As time goes on, I find myself doing more and more of my reading on my Kindle, and taking advantage of its super-simple ability to make notes and highlights. At the same time, I find myself relying on Evernote to help me retain and organize information. Books hold the information I want to know while Evernote holds the information I want to retain. When I put the two of them together, I get a powerful system to record and remember what I have read. Let me share a simple technique to quickly and easily get every one of your Kindle notes and highlights into Evernote.
Install Evernote Web Clipper
Before you do anything else, visit Evernote and install their Web Clipper browser extension, available for all major browsers.
Visit kindle.amazon.com
Once you have installed the Web Clipper, you are ready to track down your notes and highlights. Visit http://kindle.amazon.com and sign in using your Amazon username and password:
Locate Your Book
After logging in, click on “Your Books” to see a list of the books you own in Kindle format:
Click the title you would like to export to Evernote:
Note: If you have a huge library, see my note below titled “For Big Libraries.”
Find Your Highlights
Click on “You have X highlighted passages:”
Use Evernote’s Web Clipper
You will now see a page with a simple listing of all of your notes and highlights, just like this:
Note: Do not scroll all the way to the bottom of this page; for some reason, doing that will automatically load the highlights from the next book on the list.
Click the Evernote Web Clipper icon in your browser:
Choose what notebook you’d like to save your highlights to, add any tags you would like associated with them, and then click “Save.” Be sure to leave “Article” selected under the “Clip” heading.
Give Evernote a few seconds, and it will save every one of your highlights. Now simply open up Evernote, and allow it to synchronize. And just like that, you will have all your highlights saved forever:
For Big Libraries
Let me add one note for people with extensive Kindle libraries. When you click “Your Books,” you may find that you have too many to easily list there. In that case, you can use the search function. When you search, it appears that Amazon finds the printed edition of the book rather than the Kindle edition. This means that you will need to look to the sidebar where it says, “You have a different edition of this book.” Click “different edition” and you will be all set. Then carry on with the step above under the heading “Find Your Highlights.”

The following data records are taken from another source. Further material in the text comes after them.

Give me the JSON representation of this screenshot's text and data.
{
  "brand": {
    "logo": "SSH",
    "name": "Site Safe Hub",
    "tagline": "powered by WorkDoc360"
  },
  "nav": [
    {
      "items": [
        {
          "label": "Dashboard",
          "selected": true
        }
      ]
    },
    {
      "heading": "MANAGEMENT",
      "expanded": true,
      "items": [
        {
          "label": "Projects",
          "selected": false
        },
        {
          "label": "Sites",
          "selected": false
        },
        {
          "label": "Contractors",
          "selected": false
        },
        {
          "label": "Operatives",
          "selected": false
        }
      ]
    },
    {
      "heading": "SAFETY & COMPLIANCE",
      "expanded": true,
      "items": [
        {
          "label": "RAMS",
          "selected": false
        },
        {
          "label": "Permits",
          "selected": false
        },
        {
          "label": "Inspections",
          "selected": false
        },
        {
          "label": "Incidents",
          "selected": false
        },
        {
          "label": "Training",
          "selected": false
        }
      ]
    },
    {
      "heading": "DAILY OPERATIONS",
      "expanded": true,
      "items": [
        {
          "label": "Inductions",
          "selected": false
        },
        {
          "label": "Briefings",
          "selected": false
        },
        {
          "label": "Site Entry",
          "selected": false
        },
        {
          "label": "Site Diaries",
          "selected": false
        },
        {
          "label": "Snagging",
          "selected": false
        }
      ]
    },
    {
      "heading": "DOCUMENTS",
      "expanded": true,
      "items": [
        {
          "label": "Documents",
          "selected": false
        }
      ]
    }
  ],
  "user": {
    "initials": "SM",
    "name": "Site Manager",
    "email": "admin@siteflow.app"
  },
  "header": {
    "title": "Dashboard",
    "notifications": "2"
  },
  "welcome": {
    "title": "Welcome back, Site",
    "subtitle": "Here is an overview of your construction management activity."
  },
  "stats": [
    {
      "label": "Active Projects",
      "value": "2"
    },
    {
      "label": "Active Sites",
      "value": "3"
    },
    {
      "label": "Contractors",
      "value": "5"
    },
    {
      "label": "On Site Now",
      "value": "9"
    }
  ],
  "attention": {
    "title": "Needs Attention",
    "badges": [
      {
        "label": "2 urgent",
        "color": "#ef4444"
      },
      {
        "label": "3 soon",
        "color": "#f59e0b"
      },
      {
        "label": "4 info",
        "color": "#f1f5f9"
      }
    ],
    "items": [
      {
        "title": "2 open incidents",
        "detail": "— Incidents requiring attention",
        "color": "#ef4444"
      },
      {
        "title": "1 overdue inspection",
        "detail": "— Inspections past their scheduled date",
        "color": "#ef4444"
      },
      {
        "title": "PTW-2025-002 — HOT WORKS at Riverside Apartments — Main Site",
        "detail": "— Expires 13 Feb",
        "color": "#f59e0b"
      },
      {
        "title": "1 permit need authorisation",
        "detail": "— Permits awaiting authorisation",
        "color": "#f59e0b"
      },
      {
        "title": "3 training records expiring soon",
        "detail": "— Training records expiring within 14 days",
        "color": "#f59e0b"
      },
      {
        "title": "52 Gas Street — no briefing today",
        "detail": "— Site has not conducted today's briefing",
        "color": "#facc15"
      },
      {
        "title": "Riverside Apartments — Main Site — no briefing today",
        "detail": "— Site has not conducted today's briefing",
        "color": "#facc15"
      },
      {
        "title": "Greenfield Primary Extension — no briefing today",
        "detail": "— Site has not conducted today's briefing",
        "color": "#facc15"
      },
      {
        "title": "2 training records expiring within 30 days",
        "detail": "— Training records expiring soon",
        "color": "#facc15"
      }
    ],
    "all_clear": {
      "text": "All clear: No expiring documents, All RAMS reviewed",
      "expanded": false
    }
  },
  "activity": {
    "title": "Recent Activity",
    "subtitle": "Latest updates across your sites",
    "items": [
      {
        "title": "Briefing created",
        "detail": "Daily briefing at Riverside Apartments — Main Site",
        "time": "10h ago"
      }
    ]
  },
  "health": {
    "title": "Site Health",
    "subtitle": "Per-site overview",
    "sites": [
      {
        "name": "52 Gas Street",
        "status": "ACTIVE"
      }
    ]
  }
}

There are two great benefits to moving all your highlights to Evernote. The first benefit is searchability—your highlights and notes are now searchable in Evernote. When you search for a topic you may be surprised to learn that it was covered in a book you read; not only that, but Evernote retains the location information, so you can return to the exact spot and read the surrounding context. The second benefit is retention—you can return regularly and skim through your highlights to remind yourself of the book’s key points. This is an effective technique for retaining information and ideas.
So there you have it. Kindle + Evernote = ♥.
(Bonus Idea: If you have a membership at Books at a Glance, do the same thing with their book summaries–add them to Evernote!)